The 10th U.S. Circuit Court of Appeals in Denver upheld Monday the conviction of San Juan County Commissioner Phil Lyman for leading a protest ride through Recapture Canyon near Monticello, which federal officials had closed because it was archaeologically sensitive.
The court ruled that Lyman and co-defendant Monte Wells — who owned a website called The PetroGlyph, which helped Lyman promote the ATV ride — failed on all their arguments seeking a new trial and reduction of nearly $96,000 in damages they were ordered to pay.
Lyman told The Salt Lake Tribune he would appeal Monday’s ruling.
A jury in May 2015 found Lyman and Wells guilty of trespass and conspiracy, both misdemeanors, and acquitted two other Utah men who rode into the canyon but played no role in organizing the event.
Lyman was sentenced to 10 days in jail and was fined $1,000 for leading the May 10, 2014, protest ride. Wells was given a five-day jail sentence and was ordered to pay a $500 fine. Both were put on probation for three years.
Lyman appealed — representing himself without a lawyer — arguing that he was the victim of a “modern-day witch hunt” and that U.S. District Judge Robert Shelby should have recused himself from the trial because he is a close friend of Stephen Bloch, legal director of the Southern Utah Wilderness Alliance (SUWA).
Shelby did recuse himself from the sentencing of Lyman and Wells after the verdict, when the defendants questioned his relationship with Bloch and SUWA, which had been critical of them. Shelby said he did so to “promote confidence in these proceedings and avoid even the appearance of impropriety.”
Lyman and Wells argued in their appeal to the 10th Circuit that Shelby should have recused himself earlier.

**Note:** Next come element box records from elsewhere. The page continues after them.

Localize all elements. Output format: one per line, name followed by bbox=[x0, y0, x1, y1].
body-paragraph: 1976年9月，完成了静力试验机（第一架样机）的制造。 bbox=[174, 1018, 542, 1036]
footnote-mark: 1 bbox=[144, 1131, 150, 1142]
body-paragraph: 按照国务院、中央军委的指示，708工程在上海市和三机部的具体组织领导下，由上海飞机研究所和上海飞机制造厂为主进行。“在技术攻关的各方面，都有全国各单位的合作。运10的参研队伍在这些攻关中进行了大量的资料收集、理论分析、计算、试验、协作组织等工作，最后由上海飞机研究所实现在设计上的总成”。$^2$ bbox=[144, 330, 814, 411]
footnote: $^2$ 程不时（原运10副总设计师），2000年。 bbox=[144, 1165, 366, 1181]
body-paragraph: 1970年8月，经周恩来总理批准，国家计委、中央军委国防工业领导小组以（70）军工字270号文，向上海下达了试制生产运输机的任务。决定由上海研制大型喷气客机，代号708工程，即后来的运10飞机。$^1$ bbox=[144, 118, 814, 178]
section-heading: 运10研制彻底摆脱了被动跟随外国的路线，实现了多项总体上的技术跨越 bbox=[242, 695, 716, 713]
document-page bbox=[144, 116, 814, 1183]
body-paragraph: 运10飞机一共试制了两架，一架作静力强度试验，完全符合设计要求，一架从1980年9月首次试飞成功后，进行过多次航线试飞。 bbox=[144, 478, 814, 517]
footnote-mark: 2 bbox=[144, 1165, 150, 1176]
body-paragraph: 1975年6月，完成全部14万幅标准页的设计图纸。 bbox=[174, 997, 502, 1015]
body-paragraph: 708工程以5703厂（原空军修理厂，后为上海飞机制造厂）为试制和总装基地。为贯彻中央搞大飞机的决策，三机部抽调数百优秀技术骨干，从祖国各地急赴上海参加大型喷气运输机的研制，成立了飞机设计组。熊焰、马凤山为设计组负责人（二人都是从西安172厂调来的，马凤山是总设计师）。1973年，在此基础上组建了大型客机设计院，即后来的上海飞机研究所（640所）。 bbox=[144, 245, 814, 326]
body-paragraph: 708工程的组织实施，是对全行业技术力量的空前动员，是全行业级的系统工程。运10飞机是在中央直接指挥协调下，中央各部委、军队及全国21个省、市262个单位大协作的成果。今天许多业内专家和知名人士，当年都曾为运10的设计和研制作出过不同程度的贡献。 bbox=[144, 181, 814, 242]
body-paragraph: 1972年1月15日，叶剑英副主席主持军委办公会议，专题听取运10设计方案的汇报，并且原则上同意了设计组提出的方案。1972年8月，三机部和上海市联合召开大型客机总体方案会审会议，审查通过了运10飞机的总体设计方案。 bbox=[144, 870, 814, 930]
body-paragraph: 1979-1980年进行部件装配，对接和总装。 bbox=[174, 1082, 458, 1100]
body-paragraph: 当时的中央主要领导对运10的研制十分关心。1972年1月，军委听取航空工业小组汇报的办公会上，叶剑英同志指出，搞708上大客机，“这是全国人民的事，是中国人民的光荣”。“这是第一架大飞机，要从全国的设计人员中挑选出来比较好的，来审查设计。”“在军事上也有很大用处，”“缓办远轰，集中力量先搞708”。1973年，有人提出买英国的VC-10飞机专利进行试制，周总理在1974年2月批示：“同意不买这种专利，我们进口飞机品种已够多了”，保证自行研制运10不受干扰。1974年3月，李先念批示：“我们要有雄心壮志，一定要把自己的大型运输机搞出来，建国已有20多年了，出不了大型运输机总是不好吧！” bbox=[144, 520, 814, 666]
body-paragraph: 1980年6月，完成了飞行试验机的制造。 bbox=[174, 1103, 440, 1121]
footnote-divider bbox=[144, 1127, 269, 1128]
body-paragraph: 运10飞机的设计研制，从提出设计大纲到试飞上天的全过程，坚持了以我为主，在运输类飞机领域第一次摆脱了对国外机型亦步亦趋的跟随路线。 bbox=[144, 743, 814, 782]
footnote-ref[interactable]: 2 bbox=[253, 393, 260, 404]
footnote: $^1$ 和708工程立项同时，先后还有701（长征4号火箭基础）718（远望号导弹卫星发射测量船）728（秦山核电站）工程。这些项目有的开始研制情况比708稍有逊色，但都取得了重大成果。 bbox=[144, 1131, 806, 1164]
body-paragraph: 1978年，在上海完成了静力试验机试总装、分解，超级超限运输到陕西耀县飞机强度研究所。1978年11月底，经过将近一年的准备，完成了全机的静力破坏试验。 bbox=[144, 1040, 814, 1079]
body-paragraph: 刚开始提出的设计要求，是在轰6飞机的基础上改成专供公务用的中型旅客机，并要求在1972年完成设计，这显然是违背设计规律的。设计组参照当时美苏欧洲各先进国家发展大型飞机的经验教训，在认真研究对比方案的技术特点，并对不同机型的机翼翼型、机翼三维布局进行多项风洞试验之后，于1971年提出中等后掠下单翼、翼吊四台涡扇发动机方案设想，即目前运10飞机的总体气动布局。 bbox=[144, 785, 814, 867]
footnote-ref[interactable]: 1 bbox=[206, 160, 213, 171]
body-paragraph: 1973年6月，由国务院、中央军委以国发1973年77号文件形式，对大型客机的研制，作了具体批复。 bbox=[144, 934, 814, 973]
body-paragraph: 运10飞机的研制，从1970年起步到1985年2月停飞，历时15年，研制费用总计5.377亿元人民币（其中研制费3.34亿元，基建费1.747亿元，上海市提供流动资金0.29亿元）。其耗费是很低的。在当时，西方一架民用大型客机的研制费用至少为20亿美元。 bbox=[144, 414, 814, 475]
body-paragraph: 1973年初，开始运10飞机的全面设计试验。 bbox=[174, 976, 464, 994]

The appeals court, however, said it found that the trial “cannot be characterized as arbitrary or manifestly unreasonable. Plainly stated, Judge Shelby did not err in failing to recuse.”

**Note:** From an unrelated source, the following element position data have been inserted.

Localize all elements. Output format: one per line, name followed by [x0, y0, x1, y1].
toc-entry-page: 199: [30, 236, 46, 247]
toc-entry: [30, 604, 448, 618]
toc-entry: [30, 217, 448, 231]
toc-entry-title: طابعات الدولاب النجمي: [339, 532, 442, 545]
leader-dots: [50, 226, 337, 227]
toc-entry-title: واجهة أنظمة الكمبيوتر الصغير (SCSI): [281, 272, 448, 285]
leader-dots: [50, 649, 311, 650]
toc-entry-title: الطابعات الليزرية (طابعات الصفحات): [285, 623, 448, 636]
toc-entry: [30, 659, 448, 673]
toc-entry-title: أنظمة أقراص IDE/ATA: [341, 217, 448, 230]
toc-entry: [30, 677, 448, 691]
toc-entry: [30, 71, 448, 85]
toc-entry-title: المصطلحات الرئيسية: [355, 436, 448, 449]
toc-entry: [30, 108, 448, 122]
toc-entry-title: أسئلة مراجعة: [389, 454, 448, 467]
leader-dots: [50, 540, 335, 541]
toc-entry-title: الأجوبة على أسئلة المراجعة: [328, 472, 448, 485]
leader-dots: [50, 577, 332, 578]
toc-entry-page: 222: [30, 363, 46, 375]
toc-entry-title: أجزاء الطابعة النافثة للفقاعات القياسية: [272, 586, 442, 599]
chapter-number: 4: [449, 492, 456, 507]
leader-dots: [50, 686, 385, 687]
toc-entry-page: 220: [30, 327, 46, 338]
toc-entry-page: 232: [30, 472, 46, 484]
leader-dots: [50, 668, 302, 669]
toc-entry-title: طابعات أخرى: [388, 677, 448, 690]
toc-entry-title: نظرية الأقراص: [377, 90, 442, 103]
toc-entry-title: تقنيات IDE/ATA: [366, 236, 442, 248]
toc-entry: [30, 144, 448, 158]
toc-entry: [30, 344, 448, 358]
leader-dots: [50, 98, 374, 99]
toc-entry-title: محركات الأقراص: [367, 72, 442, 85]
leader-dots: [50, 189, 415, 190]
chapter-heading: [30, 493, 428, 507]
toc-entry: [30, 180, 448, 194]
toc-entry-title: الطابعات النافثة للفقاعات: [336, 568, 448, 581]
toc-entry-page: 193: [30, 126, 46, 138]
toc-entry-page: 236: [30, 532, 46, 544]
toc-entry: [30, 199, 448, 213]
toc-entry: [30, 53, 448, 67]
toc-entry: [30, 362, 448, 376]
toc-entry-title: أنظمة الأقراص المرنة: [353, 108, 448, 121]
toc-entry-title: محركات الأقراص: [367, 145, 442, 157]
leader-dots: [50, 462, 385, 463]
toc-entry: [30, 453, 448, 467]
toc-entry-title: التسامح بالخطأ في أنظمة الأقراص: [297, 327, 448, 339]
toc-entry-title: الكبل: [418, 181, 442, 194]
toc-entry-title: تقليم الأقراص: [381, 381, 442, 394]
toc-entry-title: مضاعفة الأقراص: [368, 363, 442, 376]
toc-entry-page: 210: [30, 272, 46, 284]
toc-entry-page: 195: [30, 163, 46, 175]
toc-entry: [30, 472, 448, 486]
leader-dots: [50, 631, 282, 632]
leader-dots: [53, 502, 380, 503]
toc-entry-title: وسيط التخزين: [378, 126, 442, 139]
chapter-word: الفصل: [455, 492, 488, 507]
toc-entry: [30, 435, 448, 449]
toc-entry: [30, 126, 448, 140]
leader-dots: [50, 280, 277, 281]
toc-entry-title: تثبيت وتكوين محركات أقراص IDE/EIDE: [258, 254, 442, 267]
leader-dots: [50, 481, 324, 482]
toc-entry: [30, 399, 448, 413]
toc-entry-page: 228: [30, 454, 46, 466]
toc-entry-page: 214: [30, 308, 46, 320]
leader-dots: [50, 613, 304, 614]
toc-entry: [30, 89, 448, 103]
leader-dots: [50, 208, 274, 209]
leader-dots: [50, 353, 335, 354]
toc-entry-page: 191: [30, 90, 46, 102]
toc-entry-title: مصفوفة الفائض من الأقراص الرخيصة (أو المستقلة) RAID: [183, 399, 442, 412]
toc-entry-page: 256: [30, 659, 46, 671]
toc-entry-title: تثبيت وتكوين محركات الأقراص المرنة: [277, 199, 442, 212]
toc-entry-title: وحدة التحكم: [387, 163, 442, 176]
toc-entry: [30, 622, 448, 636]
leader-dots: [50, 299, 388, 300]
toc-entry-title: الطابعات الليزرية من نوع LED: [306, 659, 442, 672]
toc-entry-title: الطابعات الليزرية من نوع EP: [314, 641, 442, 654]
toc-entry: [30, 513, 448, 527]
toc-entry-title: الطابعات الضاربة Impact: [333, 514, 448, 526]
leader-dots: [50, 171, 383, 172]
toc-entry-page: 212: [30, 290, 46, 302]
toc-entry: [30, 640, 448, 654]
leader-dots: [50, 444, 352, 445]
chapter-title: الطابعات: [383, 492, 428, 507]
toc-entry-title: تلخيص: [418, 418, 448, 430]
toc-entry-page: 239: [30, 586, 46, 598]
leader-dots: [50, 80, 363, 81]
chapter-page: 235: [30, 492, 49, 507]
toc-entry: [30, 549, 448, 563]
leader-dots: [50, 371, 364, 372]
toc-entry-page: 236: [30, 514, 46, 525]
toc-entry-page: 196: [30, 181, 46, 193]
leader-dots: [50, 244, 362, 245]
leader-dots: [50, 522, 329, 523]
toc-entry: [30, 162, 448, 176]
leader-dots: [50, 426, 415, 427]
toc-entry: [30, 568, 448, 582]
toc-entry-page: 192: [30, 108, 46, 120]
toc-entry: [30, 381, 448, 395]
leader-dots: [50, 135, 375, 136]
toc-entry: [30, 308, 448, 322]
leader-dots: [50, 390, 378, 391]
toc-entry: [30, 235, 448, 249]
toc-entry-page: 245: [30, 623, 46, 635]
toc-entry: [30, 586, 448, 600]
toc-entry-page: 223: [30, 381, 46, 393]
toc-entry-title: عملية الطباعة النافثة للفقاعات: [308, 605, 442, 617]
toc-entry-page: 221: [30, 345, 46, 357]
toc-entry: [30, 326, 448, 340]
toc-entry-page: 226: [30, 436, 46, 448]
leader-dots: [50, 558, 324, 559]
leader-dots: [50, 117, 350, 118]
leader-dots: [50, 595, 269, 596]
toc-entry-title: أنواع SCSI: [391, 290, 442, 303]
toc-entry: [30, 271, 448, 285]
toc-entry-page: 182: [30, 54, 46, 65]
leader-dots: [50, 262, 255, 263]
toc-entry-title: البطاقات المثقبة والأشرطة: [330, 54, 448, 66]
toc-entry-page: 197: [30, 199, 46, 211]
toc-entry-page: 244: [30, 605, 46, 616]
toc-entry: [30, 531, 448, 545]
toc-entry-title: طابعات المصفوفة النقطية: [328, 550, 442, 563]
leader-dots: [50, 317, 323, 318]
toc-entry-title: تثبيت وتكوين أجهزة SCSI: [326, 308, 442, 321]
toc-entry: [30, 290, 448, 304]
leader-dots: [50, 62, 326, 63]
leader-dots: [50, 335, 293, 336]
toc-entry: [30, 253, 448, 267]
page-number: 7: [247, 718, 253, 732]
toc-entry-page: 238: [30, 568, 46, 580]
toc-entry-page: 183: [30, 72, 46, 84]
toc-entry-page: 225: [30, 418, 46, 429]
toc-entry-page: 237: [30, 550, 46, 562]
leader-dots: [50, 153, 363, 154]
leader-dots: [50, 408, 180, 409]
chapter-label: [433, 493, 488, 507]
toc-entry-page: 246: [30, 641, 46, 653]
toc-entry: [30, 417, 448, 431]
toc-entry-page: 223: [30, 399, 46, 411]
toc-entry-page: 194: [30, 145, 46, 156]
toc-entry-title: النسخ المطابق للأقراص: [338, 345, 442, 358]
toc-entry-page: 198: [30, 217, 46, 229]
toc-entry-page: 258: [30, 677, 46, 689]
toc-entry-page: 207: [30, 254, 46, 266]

Lyman also argued that the government should have disclosed a map that showed an old claim that a public road existed in Recapture Canyon, which he said could have supported arguments that the U.S. Bureau of Land Management illegally closed the canyon.
The court rejected that assertion as well, saying Lyman and Wells “were unaware of the map at the time of the ATV ride” and that evidence provided by the map was “too little, too weak [and] too distant” to sustain their claim.
Lyman and Wells also argued that the government had not adequately supported its assertions that their actions led to the $96,000 in damages that they were ordered to pay. The defendants said most of the damage was caused by others not in the protest ride, in areas beyond where they traveled.
The court disagreed, saying the BLM offered photos of the area before and after the ride, and photos of ATVs on the ride led by Lyman. Monday’s ruling found “no abuse of discretion in the court’s inclusion of restitution of costs.”
Lyman also argued that he had ineffective assistance from his trial attorney in the case. The court said such assertions should be brought in separate proceedings, not on direct appeal.
Lyman told The Tribune that he plans a further appeal to the full nine-judge 10th Circuit and will ask it to review Monday’s ruling by a three-judge panel.
“I’ll do at least that much,” he said, “because I want to give the court every opportunity to do the right thing, so that when they don’t, it will be more of an indictment of what they are all about.”
He believes the full court “would agree I have a right to argue there was no trespass that occurred.”
One of the three-judge panel jurists essentially agreed. Judge Harris L. Hartz wrote in a concurring opinion that he disagrees with suggestions “that a defendant charged with what amounts to criminal trespass cannot challenge the legality of a BLM [U.S. Bureau of Land Management] closure order.”
Lyman complained in an interview that judges take “care of each other in the federal system. They don’t want people to lose faith in the justice system. That’s why they spent so much time in their opinion talking about the recusal of Robert Shelby.”
He added, “From my standpoint, they are between a rock and a hard place there, and they just go with the federal system whenever they can to make sure people don’t lose faith in that system — which people should have absolutely no faith in to start with.”
John W. Huber, the U.S. attorney for Utah, issued a statement, saying, “Contrary to Mr. Lyman’s statement, the federal justice system is not broken.”
“Lyman told the world he was going to commit a crime,” Huber said. “He was warned that if he did commit the crime, he would be held accountable. Mr. Lyman committed the crime, and a jury of his peers unanimously held him accountable.
“Our system is not broken,” he said. “In fact, the system established under the Constitution worked exactly as it should.”